Sweden: Europe’s outlier in times of Covid-19

Sweden has been Europe’s Covid-19 outlier by trying to find a balance between the economy and public health. The country has opted for a very mild lockdown based on citizens’ voluntary consent – a policy that still has widespread support among the population. Outside Sweden, however, the country’s laissez-faire attitude is still frowned upon and few countries appear to consider changing to the Swedish approach.


From the start of the corona pandemic, there has been much confusion about the strategy chosen by Sweden in response to Covid-19. Praised by some for not opting for a strict lockdown, others have accused Sweden of acting irresponsibly. Thus, almost as a form of punishment for choosing a different path, travel restrictions have been imposed on Sweden by other countries due to its coronavirus infection rate.

Scandinavian countries are traditionally seen as similar in many respects, but experts at the Karolinska Institute in Stockholm have pointed at the particularly strong role of independent bodies in Sweden – also in times of a pandemic. While elected officials are said to listen to them in Sweden, the hierarchy is different in Denmark and Norway, where politicians have a stronger role and do not always take decisions that are evidence-based.

Some media publications have taken their disagreement with the Swedish strategy to an extreme by suggesting that Sweden recorded its highest death toll in 150 years in the first half of 2020, in a count not seen since a 1869 famine. Johan Hellström has corrected this, however, showing that the size of the extra deathly victims per million inhabitants due to Covid-19 has not been excessive in historical perspective.

Other publications have suggested, along similar lines, that “Sweden has become something of a cautionary tale for what happens when you attempt to tackle coronavirus without lockdowns”. Worldometer data would allegedly indicate that Sweden is one of the worst nations in the world in terms of deaths per million population. A recent WHO report, however, concluded that the number of new infections in Sweden has dropped by 54% since late June, while countries like Spain, France and Germany have seen increases between 40% and 200%. This has strengthened Anders Tegnell, the country’s chief epidemiologist, in his opinion that the voluntary measures that were put in place in Sweden have been just as effective as complete lockdowns in other countries.
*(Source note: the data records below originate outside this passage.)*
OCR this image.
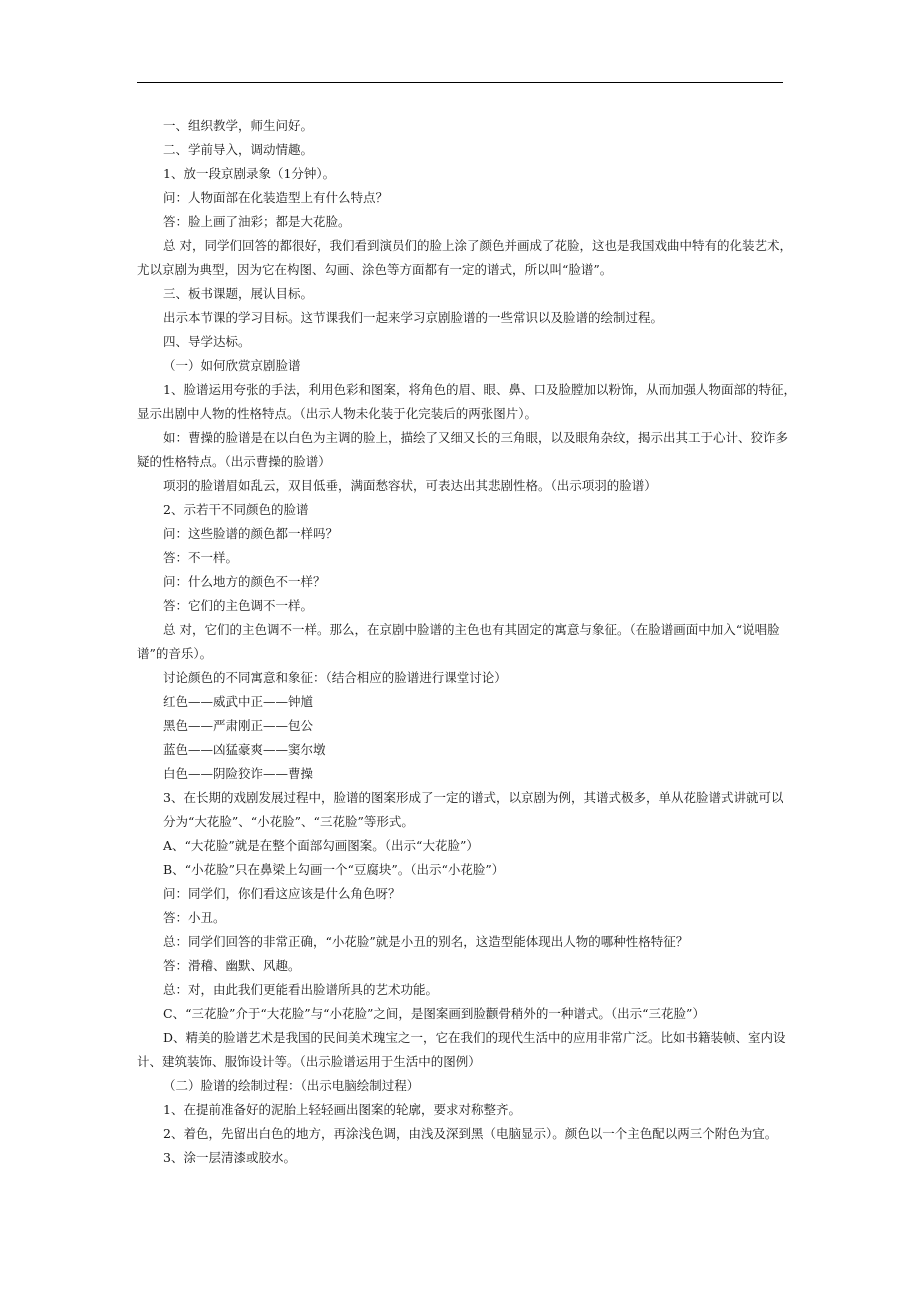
一、组织教学，师生问好。
二、学前导入，调动情趣。
1、放一段京剧录象（1分钟）。
问：人物面部在化装造型上有什么特点？
答：脸上画了油彩；都是大花脸。
总 对，同学们回答的都很好，我们看到演员们的脸上涂了颜色并画成了花脸，这也是我国戏曲中特有的化装艺术，
尤以京剧为典型，因为它在构图、勾画、涂色等方面都有一定的谱式，所以叫“脸谱”。
三、板书课题，展认目标。
出示本节课的学习目标。这节课我们一起来学习京剧脸谱的一些常识以及脸谱的绘制过程。
四、导学达标。
（一）如何欣赏京剧脸谱
1、脸谱运用夸张的手法，利用色彩和图案，将角色的眉、眼、鼻、口及脸膛加以粉饰，从而加强人物面部的特征，
显示出剧中人物的性格特点。（出示人物未化装于化完装后的两张图片）。
如：曹操的脸谱是在以白色为主调的脸上，描绘了又细又长的三角眼，以及眼角杂纹，揭示出其工于心计、狡诈多
疑的性格特点。（出示曹操的脸谱）
项羽的脸谱眉如乱云，双目低垂，满面愁容状，可表达出其悲剧性格。（出示项羽的脸谱）
2、示若干不同颜色的脸谱
问：这些脸谱的颜色都一样吗？
答：不一样。
问：什么地方的颜色不一样？
答：它们的主色调不一样。
总 对，它们的主色调不一样。那么，在京剧中脸谱的主色也有其固定的寓意与象征。（在脸谱画面中加入“说唱脸
谱”的音乐）。
讨论颜色的不同寓意和象征：（结合相应的脸谱进行课堂讨论）
红色——威武中正——钟馗
黑色——严肃刚正——包公
蓝色——凶猛豪爽——窦尔墩
白色——阴险狡诈——曹操
3、在长期的戏剧发展过程中，脸谱的图案形成了一定的谱式，以京剧为例，其谱式极多，单从花脸谱式讲就可以
分为“大花脸”、“小花脸”、“三花脸”等形式。
A、“大花脸”就是在整个面部勾画图案。（出示“大花脸”）
B、“小花脸”只在鼻梁上勾画一个“豆腐块”。（出示“小花脸”）
问：同学们，你们看这应该是什么角色呀？
答：小丑。
总：同学们回答的非常正确，“小花脸”就是小丑的别名，这造型能体现出人物的哪种性格特征？
答：滑稽、幽默、风趣。
总：对，由此我们更能看出脸谱所具的艺术功能。
C、“三花脸”介于“大花脸”与“小花脸”之间，是图案画到脸颧骨稍外的一种谱式。（出示“三花脸”）
D、精美的脸谱艺术是我国的民间美术瑰宝之一，它在我们的现代生活中的应用非常广泛。比如书籍装帧、室内设
计、建筑装饰、服饰设计等。（出示脸谱运用于生活中的图例）
（二）脸谱的绘制过程：（出示电脑绘制过程）
1、在提前准备好的泥胎上轻轻画出图案的轮廓，要求对称整齐。
2、着色，先留出白色的地方，再涂浅色调，由浅及深到黑（电脑显示）。颜色以一个主色配以两三个附色为宜。
3、涂一层清漆或胶水。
Similar debates can be found in academic journals. Johan Giesecke, an expert at the Karolinska Institute, has concluded in the Lancet that everyone will be exposed to the virus and that most people will become infected. As there is little to prevent this spread, he expects that the future will show that the figures will be similar in all countries regardless of the measures taken. Therefore, “our most important task is not to stop spread, which is all but futile, but to concentrate on giving the unfortunate victims optimal care”. Other scientists strongly disagree with Giesecke’s statements, claiming that Sweden has recorded much more victims than other Scandinavian countries and pointing at the “considerable successes” of Covid-19 containment in countries such as New Zealand and Taiwan. Yet others have observed that Sweden’s objective of herd immunity is still nowhere in sight, in contrast to claims by Giesecke that this may already be up to 50% in some regions.

At this stage, with media reports and academic publications disagreeing on many points, it is unclear how to assess the situation in Sweden. The country has bravely chosen its own path and part of the criticism by other countries and media can possibly be explained as an attempt to discredit Sweden. Perhaps it will be become clear later this year, when the corona season starts again, whether Sweden records such low infections that it can be said to have built the much-desired herd immunity.